Inaptos para viver em sociedade não são aqueles que transgridem regras, mas os que as pervertem. São os que, por exemplo, convencem-se e (tentam)convencer de que o outro merece ser exterminado.

Aqui, pretendo falar aos que têm o amor como bandeira, e que sofrem por continuamente se verem cercados pelo discurso do ódio. Aqueles cujos olhos marejam de sangue não entendem que o amor não é questionável. Eles não admitem que seus questionamentos do tipo “mas e se...”, numa tentativa desesperada de encontrar condições em que os que amantes não amarão, não convencem aqueles que suportam o outro sem precisar que ele seja, nem que seja num pedacinho qualquer, um espelho de si.

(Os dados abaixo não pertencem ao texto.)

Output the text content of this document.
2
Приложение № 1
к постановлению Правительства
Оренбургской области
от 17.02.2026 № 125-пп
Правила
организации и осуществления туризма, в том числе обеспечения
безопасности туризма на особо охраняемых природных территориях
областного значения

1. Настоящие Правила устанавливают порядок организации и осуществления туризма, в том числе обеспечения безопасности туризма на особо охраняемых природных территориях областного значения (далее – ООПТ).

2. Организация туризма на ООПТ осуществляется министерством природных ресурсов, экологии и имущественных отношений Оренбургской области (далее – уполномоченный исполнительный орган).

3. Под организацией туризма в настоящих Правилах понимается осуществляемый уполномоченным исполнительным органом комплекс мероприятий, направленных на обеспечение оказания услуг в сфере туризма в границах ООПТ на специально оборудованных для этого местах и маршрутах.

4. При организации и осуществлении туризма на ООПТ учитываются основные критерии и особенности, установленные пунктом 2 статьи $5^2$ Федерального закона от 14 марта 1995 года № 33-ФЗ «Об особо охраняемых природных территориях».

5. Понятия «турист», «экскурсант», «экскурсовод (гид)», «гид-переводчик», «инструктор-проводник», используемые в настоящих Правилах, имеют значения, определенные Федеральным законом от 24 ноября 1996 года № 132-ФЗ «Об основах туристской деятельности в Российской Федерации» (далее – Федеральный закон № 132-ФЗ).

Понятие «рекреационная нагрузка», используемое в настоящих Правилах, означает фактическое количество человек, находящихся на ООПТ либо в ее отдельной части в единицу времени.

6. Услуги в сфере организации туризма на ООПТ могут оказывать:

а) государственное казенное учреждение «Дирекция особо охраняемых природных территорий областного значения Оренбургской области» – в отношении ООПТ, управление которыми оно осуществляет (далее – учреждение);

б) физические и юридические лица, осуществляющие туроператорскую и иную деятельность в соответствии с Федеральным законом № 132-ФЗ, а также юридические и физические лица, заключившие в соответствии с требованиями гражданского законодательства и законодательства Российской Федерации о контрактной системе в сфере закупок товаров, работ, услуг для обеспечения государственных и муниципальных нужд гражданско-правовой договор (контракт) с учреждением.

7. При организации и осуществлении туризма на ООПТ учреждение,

Pretendo dialogar com os amantes incorrigíveis, que muitas vezes sentem-se sós. Digo-lhes desde já que assim continuem nesses corredores da vida, entre um e outro esbarrão com outros que usam o próprio coração para iluminar o seu caminho. Falo aos assim descritos por Freud (1915/1996, p.285), e com o mesmo propósito citado pelo pai da Psicanálise: “O indivíduo que não é ele próprio um combatente - e dessa forma um dente da gigantesca engrenagem da guerra - sente-se atônito em sua orientação e inibido em seus poderes e atividades. Creio que receberá de bom grado qualquer indício, por mais leve que seja, que lhe torne mais fácil encontrar seu rumo pelo menos dentro de si”.

A questão que pretendo apontar é: se já é(deveria ser) ameaçador à civilização a existência de sujeitos que só dirigem ódio ao outro a ponto de procurarem justificativas para o mal (sendo seu ícone a vingança), o que pensar de um Estado que faz o mesmo? O que dizer de um Estado que também se diz estar em guerra?

Poder-se-ia discorrer sobre o desrespeito aos que de fato estiveram numa guerra ao nominarem de “guerra” a situação atual da criminalidade no Ocidente. É um ultraje a quem esteve numa guerra a mensagem de que deve tomar o autor de crimes de tráfico, roubo, homicídio, estelionato e estupro como “inimigo”[2]. Porém, apenas procurarei argumentar que a vida pode ser melhor que aquela fantasiada pelos delírios e alucinações persecutórios.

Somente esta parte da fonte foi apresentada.